Learning how to thrive while being out of control

remote control sm.jpgDo you feel like you are losing control? Are your customers taking over your marketing? Are your customers and suppliers getting involved in designing your products? Do you feel like you cannot control your team anymore?

Welcome to the age of control-less management. One way or the other you will have to learn to thrive in a control-less environment or you will commit yourself to obsolescence.

Co-creation of products without being in control can lead to wonderful innovations. In speaking with Johnnie Moore last week, he mentioned the use of some fun improv-based exercises with groups of people that do not know one another where they co-create things in a totally control-less environments.

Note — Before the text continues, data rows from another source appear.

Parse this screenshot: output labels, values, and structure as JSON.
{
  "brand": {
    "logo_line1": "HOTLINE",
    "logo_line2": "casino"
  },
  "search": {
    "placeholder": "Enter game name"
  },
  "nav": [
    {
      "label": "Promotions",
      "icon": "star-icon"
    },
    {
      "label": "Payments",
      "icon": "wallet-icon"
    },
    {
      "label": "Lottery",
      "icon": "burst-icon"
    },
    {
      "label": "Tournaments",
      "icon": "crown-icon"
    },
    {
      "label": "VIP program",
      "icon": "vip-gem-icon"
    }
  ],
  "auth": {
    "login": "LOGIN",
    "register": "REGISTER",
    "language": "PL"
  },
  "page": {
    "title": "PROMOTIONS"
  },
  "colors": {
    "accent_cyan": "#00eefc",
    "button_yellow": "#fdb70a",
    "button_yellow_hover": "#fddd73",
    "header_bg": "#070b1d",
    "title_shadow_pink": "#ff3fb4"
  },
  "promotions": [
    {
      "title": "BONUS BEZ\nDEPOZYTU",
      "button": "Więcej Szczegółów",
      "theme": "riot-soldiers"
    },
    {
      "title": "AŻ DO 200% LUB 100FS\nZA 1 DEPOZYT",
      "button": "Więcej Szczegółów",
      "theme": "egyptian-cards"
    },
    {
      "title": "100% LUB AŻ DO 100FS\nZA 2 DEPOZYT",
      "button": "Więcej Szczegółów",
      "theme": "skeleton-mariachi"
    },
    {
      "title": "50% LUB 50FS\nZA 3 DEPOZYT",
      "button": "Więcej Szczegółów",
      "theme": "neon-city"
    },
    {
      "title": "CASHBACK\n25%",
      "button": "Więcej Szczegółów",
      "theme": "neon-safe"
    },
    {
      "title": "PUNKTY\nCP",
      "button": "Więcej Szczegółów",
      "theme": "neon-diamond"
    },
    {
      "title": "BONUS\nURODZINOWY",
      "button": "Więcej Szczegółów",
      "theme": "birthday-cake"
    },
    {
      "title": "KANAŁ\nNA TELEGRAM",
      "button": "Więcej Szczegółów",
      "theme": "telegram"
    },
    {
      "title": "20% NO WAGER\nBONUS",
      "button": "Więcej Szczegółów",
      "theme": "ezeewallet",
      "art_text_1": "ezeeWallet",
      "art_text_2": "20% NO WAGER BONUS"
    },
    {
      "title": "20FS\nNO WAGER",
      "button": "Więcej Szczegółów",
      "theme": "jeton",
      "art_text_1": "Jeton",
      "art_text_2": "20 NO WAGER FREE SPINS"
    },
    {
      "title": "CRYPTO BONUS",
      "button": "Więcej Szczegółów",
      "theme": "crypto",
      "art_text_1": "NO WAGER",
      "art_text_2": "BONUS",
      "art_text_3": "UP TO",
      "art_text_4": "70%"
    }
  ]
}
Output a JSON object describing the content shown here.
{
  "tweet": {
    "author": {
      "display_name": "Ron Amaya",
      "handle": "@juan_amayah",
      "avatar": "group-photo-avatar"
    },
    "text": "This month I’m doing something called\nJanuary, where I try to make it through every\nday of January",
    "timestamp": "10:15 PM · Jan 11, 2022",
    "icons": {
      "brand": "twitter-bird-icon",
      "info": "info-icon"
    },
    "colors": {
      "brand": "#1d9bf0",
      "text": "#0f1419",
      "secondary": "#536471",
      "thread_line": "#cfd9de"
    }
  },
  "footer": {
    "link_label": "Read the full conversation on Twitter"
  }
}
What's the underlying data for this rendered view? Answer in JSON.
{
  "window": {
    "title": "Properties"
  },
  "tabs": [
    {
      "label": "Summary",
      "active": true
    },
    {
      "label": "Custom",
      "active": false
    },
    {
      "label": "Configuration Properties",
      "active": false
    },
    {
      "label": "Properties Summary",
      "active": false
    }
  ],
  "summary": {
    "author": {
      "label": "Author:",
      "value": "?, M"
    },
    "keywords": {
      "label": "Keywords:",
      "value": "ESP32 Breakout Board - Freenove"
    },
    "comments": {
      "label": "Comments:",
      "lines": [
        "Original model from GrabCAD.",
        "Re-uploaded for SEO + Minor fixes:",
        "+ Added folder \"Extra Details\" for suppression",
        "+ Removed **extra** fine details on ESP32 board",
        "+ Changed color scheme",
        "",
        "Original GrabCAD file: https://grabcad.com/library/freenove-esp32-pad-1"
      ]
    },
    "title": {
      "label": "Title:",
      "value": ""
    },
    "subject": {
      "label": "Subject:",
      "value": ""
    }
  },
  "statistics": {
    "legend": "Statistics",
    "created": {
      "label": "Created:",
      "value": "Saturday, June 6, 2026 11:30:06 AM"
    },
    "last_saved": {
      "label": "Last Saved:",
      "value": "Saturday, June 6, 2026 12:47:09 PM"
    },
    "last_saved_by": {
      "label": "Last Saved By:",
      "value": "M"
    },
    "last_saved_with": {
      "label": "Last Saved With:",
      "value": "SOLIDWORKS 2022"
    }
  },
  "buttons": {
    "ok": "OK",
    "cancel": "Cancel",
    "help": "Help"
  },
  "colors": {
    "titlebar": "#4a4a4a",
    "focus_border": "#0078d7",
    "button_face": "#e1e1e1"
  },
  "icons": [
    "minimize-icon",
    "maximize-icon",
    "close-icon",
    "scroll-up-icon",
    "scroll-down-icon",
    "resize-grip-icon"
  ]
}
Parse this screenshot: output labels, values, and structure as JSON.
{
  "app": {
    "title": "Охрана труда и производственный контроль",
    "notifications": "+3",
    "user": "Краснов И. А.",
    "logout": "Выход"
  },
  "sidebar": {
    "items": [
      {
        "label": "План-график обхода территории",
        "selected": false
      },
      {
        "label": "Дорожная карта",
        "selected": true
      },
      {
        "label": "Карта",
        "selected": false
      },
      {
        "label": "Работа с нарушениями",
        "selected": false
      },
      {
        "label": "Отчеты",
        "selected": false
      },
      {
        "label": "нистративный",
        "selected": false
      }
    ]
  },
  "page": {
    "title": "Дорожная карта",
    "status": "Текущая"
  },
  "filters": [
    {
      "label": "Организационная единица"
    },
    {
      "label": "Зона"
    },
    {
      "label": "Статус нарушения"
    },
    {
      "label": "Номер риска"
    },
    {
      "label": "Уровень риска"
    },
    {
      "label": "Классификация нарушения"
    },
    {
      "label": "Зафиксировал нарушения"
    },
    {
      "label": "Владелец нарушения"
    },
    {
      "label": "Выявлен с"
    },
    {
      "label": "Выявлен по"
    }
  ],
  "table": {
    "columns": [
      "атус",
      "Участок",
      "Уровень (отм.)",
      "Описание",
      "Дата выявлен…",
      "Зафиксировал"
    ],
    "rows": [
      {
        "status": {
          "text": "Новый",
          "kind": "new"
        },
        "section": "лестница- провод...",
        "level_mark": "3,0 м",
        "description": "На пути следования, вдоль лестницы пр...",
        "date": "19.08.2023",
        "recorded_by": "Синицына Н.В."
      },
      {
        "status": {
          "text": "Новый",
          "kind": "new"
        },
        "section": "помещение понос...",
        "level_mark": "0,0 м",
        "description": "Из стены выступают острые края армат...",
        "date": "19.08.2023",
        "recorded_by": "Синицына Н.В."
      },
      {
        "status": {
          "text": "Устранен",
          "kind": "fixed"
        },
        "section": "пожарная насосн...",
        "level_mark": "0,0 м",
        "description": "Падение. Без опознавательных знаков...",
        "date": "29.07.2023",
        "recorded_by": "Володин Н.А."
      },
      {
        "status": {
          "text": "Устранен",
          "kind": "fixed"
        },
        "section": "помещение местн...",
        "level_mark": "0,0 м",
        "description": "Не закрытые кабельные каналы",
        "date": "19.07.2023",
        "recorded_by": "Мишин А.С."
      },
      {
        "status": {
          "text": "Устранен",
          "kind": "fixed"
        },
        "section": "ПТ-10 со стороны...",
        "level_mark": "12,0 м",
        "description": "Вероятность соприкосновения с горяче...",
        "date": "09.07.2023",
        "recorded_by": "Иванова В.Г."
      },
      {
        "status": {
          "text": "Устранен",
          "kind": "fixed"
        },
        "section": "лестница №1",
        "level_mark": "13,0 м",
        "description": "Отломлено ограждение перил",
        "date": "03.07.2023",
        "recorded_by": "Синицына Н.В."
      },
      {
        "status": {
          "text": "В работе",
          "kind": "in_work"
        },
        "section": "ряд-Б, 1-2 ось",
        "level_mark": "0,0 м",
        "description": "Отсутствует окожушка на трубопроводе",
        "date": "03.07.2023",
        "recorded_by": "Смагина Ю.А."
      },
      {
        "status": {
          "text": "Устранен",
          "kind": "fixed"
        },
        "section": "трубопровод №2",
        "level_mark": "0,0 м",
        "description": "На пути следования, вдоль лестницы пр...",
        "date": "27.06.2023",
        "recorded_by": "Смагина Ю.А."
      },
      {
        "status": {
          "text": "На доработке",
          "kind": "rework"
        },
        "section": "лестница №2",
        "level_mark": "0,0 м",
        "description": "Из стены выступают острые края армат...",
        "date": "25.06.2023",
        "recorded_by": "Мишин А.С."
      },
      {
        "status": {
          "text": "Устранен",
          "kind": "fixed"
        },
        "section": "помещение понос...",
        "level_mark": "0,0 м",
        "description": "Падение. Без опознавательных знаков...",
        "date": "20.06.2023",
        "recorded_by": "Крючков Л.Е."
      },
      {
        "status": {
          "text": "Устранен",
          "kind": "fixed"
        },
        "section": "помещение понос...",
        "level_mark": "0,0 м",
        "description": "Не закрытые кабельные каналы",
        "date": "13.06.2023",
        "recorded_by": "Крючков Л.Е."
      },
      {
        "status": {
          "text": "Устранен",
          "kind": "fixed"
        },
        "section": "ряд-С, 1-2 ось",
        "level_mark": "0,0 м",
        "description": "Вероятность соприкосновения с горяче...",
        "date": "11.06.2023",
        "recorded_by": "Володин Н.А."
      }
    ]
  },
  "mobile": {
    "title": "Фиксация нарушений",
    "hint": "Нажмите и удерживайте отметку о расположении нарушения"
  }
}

You can read up on some of those exercises in a published paper on the More Space Project.

The same is true for consumer-generated marketing, or for what the Church of the Customer folks call “citizen marketers.” You can chose to ignore them and find your next unfavorable ad on YouTube, or you can decide to harness this form of self-organization and turn it into a real powerful competitive weapon.

Now if you accept that control has shifted out of your hands, a recent article published in Point (AdAge’s CMO Publication - requires subscription) warns that there are still two dangers in not treating the phenomenon of consumer control with the respect it demands. The first is to interact with consumers without following up, while another is to try to prevent criticism or influence the conversation. Do either one of those and the citizen marketing backlash will be worse than any bad press you’ve ever had in the old marketing days.

The only thing you can perhaps try to control is yourself. Anything else will require you to learn to function “out of control.”